Imagine.

You have been chained and shackled. The chains cover every inch of your body. But someone comes along and pulls out a key to unlock the cuffs of the shackles that are connected to all the rest of the chains.

Immediately some of the chains fall but the others are stuck. As you stand still you wonder why these chains won’t come off. Then you hear a voice from someone who was also a prisoner in front of you looking behind at your puzzled face. They say all you have to do is move begin walking and the chains will begin to fall.

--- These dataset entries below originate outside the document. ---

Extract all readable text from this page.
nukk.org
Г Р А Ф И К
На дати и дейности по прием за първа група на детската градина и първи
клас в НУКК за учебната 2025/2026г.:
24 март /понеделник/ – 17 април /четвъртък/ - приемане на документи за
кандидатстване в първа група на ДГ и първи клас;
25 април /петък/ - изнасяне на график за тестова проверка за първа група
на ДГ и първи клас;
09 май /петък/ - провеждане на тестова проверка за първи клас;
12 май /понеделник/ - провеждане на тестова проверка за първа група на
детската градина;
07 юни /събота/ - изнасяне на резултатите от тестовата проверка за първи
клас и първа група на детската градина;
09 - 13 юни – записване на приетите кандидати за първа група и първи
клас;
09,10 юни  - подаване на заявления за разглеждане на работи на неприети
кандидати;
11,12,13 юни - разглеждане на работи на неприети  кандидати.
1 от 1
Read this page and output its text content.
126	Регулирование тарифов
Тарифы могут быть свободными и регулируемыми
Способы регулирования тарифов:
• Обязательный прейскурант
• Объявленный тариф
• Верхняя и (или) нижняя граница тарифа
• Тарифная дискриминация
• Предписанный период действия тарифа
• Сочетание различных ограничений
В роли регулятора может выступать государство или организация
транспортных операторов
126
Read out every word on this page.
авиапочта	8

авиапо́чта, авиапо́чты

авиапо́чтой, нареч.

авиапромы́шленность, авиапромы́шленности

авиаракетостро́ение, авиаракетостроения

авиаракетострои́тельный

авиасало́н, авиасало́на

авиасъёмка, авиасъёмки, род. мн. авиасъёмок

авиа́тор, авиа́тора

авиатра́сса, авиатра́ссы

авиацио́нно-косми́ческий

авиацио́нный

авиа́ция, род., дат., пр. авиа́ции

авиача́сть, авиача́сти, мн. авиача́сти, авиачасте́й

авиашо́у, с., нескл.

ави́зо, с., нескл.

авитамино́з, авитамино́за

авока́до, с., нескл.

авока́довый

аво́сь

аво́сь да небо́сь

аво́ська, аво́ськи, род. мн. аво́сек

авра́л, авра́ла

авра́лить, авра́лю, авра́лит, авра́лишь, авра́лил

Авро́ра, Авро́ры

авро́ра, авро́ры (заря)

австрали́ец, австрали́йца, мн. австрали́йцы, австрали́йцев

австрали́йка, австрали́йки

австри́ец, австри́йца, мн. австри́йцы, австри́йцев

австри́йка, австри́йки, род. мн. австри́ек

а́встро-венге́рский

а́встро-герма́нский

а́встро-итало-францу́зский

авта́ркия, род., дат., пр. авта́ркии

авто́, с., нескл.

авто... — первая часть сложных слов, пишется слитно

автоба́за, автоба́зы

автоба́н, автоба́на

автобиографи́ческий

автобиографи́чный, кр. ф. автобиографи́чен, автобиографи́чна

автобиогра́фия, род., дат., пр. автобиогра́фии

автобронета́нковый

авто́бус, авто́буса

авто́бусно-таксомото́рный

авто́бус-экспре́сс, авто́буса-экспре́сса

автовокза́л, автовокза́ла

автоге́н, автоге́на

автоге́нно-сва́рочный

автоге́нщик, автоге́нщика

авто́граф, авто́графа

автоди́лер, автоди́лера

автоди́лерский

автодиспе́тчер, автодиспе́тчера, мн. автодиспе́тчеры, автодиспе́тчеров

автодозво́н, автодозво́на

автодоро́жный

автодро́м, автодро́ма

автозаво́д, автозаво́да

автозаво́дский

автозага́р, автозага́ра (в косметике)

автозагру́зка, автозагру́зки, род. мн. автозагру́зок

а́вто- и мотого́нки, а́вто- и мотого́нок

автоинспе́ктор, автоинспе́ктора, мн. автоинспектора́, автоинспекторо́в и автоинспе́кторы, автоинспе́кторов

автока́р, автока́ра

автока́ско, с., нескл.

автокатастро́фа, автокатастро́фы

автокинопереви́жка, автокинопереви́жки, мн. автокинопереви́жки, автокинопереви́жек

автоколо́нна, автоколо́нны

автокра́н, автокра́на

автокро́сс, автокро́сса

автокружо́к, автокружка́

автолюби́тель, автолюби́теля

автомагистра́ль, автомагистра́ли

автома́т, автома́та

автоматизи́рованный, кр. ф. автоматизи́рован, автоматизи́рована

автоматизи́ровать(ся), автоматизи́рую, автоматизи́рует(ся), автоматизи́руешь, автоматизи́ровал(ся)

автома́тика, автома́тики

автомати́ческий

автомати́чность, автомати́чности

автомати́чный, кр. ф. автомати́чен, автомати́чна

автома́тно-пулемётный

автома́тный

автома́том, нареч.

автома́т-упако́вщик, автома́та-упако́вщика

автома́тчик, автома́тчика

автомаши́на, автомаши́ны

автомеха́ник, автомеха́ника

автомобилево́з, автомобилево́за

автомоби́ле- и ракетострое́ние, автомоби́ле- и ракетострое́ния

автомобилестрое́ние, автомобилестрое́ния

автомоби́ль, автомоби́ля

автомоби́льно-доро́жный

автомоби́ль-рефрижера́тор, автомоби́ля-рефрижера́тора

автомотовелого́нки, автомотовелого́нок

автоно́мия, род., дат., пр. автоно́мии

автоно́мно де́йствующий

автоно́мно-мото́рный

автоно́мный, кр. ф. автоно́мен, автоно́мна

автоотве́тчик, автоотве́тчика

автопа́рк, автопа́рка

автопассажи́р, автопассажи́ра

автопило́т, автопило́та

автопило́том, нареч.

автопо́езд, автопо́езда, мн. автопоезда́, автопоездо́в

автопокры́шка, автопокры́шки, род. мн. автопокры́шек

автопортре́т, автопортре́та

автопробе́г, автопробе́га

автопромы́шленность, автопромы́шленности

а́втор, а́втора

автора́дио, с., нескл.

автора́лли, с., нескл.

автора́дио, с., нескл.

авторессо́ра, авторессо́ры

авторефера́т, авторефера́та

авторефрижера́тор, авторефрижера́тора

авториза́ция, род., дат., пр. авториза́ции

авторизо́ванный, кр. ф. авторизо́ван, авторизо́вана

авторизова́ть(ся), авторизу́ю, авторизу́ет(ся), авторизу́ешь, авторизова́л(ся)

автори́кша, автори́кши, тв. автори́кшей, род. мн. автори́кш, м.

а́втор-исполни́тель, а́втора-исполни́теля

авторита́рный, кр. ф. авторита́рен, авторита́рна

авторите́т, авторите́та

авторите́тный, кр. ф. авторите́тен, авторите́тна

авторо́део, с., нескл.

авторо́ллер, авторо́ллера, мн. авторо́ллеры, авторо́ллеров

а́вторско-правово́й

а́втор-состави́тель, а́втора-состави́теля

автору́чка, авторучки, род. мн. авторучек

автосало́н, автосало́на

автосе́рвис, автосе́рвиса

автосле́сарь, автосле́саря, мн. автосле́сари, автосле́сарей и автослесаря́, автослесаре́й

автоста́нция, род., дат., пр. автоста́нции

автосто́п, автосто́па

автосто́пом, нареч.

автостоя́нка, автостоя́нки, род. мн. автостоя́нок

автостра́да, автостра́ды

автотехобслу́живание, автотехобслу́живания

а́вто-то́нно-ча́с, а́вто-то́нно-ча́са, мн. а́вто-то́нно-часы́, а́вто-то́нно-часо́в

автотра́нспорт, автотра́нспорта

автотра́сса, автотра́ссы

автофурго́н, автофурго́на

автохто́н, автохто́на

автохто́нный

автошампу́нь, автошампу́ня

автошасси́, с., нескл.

So I’m at the park with my baby. One of the mom’s that I usually speak to is there also. She doesn’t recognize me for the blond hair and the water weight that had me carrying basketballs on what were supposed to be ankles. In addition to the good few pounds of yams, greens, dressing, Mac and cheese, beans, cornbread i mean the list goes on with all types of meat as the main attractions for all those delicious sides.

I am being taught balance and portion controls.

Yes. I was off track. The not too distant memories of 3, – 8 mile days. I believe I had a ten but I got distracted and unfocused. Not to mention T25. Beast mode was activated.

It’s not that it’s so hard to achieve fitness goals when you go at it alone. It’s just that it is easy to get off track literally when no one else is on board.

Maybe that’s just me.

So she is insistent about me getting back on the track. We stood, touched and agreed , exchanged numbers and I go home eventually.

See I talk about all the things I have been through because there is freedom in words. Maybe I shouldn’t say so much but if just one person take a corner of anything good then God is using me.

See I can’t be like the man who hid the talent. I need to make ten out of this one.

Yes. Yes. Yes. The list goes on and on about what these words can do for God.

So in me using them I walk. As I walk chains are falling. I am being set free. The freedom is here. I just had to move and walk. I could go back to my old behavior and expect God to show up and change my life.

Yet that would be adding more chains to the freedom I was just given.

Yeah. I’m good.

I thought I went hard before now this time I’m going smart. See in my movement I exhibit faith and tell God that I believe what He has placed in me will produce something amazing.

We already know what happens to our faith when we don’t work. Not just keep busy, but work on the thing God placed in us that makes us unique from everyone else.

So I write. Chains fall. I wrote some more. I used to have trouble getting through one spoken word piece without crying. Now I understand the authority on which I will glorify my Father for Him delivering me from that which was designed to kill me.

Like a river the flow is steady and peaceful. In my boat my Master is a perfect captain.

We pulling anchors up with the chains that once held us down.

Destination is not about the arrival, but about the journey and things we learned, overcame, and built on the way.